All of Me (Confessions of the Heart 2)
Page 110
She peeked up at me. Blue eyes fathomless. Rays of sunlight streaking through to touch the bottom of the deepest sea.
Chaos had struck up in the kitchen again when Mallory called to Faith, “Turn it up, Auntie Faith! This one is my favorite, favorite!”
Surprise, surprise, The Spice Girls.
But what really tilted the floor to the side was the fact the kid was calling my sister-in-law Auntie.
She and Bailey were back to dancing with my brother, and Faith laughed her encouragement as she helped Thomas make another batch of pancake batter.
Still, Grace’s voice left her on a whisper, like it was meant only for the two of us.
Well, the two of us and Sophie who’d fully wrapped her little arms around my neck.
“I don’t think I’ve slept so well for as long as I can remember. Thanks to you. Thanks to your family. You’re right, they’re the best people I could ever meet.”
I’d started to sway.
That’s the way whirlwinds were. You were caught up and spinning and getting tossed into a realm you’d never expected before you had the chance to prepare yourself. To stop it.
Just like right then.
Because I let my nose drop to the delicious slope of Grace’s neck.
I inhaled.
Sweet, juicy plum that I’d come to realize was just an overflow of her heart.
I wanted to suck it down and keep it forever.
She took in a sharp breath before she leaned back into me.
Flesh searing into mine.
I wanted to wrap my arm around her waist and hold her there. But that was just foolishness.
I forced myself to take a step back. That was when I noticed Jace watching us from across the room. I thought he might smirk. Rub it in that he was right again. Instead, he sent me a sympathetic smile.
Like he got that, no matter how this turned out, it couldn’t turn out in my favor.
One way or another, I was going to lose, and I was pretty sure that was going to hurt worse than anything else had in all my life.
Thirty-Three
Grace
“You love him?”
Faith’s soft voice broke into my thoughts where I was sitting on the porch. I was watching my children play on the back lawn with Ian and his brother and his sweet little girl, Bailey, this family so wonderful I was having a hard time processing all the emotions threading through the middle of me.
Stitching and binding.
I glanced over at her. The gorgeous woman was holding a bouquet of fresh-cut roses that she’d harvested from the rose garden off to the side of her magnificent house.
Everything about her screamed beauty.
Her face and her home and her spirit.
While mine swam with turmoil. I tried to swallow around the surge of it that was threatening to wash me away, and I cast her a weary smile. “I’m trying not to.”
She grimaced and came to sit on a chair next to me. “Not so easy to tell love what to do, is it?”
A weak sigh blew from my lungs. “No, not so much.”

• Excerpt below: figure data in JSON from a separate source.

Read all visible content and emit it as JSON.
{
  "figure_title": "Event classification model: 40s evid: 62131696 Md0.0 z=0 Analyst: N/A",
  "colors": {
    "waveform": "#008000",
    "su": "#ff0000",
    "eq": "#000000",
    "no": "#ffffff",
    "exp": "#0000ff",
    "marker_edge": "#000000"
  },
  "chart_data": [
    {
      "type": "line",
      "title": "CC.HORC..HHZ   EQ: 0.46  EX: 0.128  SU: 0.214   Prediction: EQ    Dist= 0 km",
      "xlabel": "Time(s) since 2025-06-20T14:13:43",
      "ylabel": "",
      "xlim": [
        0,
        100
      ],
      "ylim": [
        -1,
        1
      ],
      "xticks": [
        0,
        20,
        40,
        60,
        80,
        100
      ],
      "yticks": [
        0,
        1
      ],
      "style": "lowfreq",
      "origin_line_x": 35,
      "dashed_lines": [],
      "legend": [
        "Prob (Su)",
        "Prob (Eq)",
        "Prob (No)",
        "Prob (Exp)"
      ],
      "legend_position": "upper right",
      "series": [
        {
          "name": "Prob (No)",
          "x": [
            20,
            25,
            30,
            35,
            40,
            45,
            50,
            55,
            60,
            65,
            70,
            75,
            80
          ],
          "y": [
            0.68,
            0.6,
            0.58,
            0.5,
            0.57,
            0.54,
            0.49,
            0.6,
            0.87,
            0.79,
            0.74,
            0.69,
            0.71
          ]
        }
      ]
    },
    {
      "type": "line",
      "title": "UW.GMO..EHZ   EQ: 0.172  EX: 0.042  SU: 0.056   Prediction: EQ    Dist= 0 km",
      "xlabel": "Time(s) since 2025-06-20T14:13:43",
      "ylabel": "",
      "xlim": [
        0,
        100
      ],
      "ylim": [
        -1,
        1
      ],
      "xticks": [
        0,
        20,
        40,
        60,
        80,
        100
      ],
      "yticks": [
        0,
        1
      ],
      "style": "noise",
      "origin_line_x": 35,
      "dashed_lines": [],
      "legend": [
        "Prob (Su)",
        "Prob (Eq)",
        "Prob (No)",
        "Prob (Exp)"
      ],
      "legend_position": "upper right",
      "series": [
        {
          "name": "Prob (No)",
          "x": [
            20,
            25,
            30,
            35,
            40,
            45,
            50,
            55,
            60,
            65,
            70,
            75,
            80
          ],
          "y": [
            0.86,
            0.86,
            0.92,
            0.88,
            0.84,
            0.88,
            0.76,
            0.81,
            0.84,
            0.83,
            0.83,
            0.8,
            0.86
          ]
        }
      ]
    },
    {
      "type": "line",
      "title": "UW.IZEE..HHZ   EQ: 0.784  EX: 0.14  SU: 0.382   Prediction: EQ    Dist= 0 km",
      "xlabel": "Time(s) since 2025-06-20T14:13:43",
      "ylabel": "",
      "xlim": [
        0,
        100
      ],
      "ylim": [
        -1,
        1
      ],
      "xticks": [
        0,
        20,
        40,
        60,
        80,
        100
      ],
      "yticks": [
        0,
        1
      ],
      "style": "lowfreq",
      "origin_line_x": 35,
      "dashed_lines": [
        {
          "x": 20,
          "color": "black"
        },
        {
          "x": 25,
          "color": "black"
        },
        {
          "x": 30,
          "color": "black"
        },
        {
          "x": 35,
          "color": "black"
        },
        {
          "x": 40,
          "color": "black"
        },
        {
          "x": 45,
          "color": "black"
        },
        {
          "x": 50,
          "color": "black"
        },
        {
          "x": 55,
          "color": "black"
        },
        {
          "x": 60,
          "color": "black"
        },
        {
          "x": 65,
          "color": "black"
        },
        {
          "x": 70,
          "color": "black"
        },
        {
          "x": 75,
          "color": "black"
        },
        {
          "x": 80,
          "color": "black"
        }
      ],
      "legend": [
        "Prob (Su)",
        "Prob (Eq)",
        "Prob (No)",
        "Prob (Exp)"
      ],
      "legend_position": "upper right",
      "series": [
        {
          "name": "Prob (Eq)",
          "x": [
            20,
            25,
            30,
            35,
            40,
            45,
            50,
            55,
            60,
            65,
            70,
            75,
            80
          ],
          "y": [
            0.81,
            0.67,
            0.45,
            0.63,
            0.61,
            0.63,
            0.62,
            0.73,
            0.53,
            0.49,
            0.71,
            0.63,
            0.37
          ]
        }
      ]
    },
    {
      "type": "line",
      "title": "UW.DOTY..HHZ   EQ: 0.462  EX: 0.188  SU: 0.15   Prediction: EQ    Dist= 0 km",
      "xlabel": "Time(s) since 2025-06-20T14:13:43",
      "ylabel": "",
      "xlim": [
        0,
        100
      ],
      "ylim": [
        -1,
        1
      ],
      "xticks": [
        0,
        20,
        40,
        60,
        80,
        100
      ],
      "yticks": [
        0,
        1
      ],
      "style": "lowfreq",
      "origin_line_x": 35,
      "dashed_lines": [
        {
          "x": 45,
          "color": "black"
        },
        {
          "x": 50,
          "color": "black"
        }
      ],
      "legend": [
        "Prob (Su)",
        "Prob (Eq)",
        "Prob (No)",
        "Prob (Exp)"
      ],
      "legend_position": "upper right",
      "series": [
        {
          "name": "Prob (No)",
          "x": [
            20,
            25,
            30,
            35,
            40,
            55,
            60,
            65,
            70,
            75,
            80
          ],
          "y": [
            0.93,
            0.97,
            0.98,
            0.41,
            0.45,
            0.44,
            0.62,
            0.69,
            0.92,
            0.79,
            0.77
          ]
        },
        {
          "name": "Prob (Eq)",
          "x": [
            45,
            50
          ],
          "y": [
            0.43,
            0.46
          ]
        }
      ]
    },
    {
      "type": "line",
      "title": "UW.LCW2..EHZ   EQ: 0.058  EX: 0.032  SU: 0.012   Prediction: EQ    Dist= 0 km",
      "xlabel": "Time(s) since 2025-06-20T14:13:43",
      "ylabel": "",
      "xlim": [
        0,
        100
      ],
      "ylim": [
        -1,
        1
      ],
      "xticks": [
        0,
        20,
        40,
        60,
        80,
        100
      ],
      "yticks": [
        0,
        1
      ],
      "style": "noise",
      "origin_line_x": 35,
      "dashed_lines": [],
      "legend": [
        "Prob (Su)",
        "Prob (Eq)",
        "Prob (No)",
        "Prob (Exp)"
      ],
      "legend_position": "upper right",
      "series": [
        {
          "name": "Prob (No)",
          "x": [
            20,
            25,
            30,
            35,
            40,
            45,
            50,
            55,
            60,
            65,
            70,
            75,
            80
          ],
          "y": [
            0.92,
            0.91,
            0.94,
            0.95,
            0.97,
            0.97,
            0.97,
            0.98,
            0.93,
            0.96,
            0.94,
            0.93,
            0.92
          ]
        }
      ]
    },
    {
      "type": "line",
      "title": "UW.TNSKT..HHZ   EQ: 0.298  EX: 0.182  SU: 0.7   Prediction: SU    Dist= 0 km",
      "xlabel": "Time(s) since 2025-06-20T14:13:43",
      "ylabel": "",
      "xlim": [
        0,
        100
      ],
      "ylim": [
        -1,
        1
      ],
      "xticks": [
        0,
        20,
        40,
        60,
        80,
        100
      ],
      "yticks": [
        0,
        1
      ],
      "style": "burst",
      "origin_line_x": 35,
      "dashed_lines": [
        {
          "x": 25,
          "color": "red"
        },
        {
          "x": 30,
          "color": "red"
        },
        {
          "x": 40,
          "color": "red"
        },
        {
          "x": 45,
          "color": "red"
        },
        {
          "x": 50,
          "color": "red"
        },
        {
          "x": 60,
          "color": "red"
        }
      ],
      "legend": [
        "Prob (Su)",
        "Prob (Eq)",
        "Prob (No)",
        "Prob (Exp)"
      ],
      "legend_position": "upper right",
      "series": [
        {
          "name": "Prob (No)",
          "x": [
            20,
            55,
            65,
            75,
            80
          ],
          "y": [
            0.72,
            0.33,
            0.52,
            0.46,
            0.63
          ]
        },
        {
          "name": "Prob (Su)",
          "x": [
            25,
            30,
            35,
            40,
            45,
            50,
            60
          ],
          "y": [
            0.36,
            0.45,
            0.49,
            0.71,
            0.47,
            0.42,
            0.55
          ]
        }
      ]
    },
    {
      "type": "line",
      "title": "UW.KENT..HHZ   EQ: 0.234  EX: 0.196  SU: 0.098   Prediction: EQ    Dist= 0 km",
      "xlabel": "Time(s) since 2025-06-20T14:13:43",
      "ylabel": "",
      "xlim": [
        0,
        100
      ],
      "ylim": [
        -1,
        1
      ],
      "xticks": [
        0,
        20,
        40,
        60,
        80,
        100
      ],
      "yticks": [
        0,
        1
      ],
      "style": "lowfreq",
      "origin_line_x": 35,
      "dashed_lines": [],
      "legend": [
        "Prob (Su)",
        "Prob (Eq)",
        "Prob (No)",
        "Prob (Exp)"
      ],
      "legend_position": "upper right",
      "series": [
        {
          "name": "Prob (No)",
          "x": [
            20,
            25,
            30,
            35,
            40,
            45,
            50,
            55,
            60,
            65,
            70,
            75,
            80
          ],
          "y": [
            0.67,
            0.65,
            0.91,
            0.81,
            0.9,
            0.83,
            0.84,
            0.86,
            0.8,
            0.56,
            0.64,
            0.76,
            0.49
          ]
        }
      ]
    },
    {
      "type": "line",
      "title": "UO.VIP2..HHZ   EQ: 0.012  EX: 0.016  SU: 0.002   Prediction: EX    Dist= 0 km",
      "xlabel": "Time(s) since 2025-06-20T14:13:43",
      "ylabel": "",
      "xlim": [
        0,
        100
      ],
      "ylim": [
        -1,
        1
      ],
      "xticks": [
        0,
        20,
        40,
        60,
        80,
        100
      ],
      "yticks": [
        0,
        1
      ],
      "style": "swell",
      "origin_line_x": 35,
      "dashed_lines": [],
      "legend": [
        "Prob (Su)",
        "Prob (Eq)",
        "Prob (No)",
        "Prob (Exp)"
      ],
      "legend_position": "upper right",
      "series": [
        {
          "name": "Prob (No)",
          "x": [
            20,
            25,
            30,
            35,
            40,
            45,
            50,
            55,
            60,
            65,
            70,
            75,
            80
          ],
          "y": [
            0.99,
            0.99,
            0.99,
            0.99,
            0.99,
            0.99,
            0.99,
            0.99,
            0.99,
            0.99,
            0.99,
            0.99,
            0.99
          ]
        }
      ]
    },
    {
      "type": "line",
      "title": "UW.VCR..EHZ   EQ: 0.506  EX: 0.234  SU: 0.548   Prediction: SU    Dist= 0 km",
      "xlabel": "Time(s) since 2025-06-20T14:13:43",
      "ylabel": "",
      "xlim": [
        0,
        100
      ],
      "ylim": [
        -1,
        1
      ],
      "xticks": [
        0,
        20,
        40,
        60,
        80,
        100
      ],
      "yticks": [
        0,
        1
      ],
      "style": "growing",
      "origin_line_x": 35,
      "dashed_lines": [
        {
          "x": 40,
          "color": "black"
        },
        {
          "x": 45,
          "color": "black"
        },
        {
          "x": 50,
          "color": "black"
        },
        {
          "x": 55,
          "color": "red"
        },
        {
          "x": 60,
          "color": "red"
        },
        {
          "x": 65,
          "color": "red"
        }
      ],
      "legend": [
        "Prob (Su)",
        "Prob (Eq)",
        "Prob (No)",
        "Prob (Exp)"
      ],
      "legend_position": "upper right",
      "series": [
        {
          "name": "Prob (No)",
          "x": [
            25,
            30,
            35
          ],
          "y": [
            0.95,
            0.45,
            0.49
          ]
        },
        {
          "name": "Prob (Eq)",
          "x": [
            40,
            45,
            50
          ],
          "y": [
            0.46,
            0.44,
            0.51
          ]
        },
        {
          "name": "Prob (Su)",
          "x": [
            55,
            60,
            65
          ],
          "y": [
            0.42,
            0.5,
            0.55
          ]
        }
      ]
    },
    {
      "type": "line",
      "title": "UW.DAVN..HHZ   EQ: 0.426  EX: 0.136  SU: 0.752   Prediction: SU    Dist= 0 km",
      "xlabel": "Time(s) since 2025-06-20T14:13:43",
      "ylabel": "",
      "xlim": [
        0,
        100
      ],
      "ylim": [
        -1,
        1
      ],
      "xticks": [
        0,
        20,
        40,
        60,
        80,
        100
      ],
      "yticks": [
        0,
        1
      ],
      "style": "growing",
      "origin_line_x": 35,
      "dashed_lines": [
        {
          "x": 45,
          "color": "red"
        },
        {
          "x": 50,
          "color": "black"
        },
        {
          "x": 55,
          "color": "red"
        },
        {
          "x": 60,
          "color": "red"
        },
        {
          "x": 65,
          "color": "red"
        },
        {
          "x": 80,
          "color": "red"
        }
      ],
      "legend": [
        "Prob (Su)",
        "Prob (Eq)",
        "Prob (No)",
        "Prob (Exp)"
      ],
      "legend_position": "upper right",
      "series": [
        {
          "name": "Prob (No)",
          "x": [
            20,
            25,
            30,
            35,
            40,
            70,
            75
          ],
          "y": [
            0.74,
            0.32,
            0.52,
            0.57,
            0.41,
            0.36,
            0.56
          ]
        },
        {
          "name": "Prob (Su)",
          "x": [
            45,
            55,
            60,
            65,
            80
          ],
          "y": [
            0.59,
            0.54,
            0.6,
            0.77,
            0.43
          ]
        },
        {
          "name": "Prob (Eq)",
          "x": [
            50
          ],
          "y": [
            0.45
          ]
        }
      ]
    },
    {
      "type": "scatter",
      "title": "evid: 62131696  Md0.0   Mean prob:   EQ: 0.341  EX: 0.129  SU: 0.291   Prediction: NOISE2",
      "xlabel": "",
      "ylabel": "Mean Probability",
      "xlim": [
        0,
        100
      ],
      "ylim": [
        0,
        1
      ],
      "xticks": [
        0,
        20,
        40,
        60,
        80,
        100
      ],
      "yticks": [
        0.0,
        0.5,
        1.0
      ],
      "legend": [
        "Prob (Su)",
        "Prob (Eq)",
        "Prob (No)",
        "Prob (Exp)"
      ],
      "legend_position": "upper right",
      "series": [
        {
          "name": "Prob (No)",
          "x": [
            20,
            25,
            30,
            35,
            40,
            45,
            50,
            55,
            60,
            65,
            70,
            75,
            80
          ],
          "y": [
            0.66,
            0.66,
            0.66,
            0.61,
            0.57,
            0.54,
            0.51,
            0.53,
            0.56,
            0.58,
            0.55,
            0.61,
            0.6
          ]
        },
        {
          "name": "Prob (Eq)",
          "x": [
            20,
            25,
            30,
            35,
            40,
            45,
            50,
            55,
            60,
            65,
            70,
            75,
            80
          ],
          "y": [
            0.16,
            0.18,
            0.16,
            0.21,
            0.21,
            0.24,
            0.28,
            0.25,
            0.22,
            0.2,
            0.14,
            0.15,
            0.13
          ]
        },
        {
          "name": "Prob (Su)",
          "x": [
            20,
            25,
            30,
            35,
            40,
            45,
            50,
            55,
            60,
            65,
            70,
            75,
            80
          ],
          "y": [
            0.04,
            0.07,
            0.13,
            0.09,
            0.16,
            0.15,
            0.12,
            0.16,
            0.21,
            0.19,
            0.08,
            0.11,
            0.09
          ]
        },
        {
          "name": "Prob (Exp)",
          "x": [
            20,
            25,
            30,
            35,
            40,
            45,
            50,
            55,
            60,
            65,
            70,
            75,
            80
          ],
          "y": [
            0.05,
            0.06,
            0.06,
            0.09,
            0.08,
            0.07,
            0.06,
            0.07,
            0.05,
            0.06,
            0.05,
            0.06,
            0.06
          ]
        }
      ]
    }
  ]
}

Rambunctious laughter rolled through the cool air, and Ian chased after Thomas, who was running with all his might, Ian just barely missing him as he reached out to tag my son.
It seemed crazy that just last night Ian had swept into my home. A dark savior. Today, it felt so much that way.
As if we’d been rescued.
Lifted directly out of the storm.
“Ah, man, Thomas, you’re way too fast for me!” Ian hollered, his smile freer in that moment than I’d ever seen him wear.
My chest stretched tight.
Squeezing and binding.
Silence spun between Faith and me as we watched them play.
Sophie Marie tottered around, trying to keep up, while the rest of the kids ran circles around her. Jace was holding their son again, so protectively, as if the man refused to let him go.
Faith finally broke our quiet bubble. “Ian is . . . complicated.”
I almost laughed, my gaze flitting to her before it was back on Ian, who’d swept Sophie back up into the strength of those arms. He ran with her, chasing after Bailey, soaring Sophie through the air as if she were flying since she now was “it.”
As if the man was her champion.
Her hero.
She kicked and flapped her arms and laughed.
“That much is plenty obvious,” I said, looking over at her, my lips pressing into a grim line. “But he also might be the most transparent man I’ve ever met. He’s so fundamentally good, but all the fear and regret he carries around makes him believe he’s someone bad.”
Faith nodded slightly, contemplating, not sure what she wanted to confide in me. Her voice dropped, so low I had to struggle to listen. “The first time I saw Ian, he was stuffing a sandwich into his mouth, crying because it hurt to eat since it’d been so long since the last time he had.”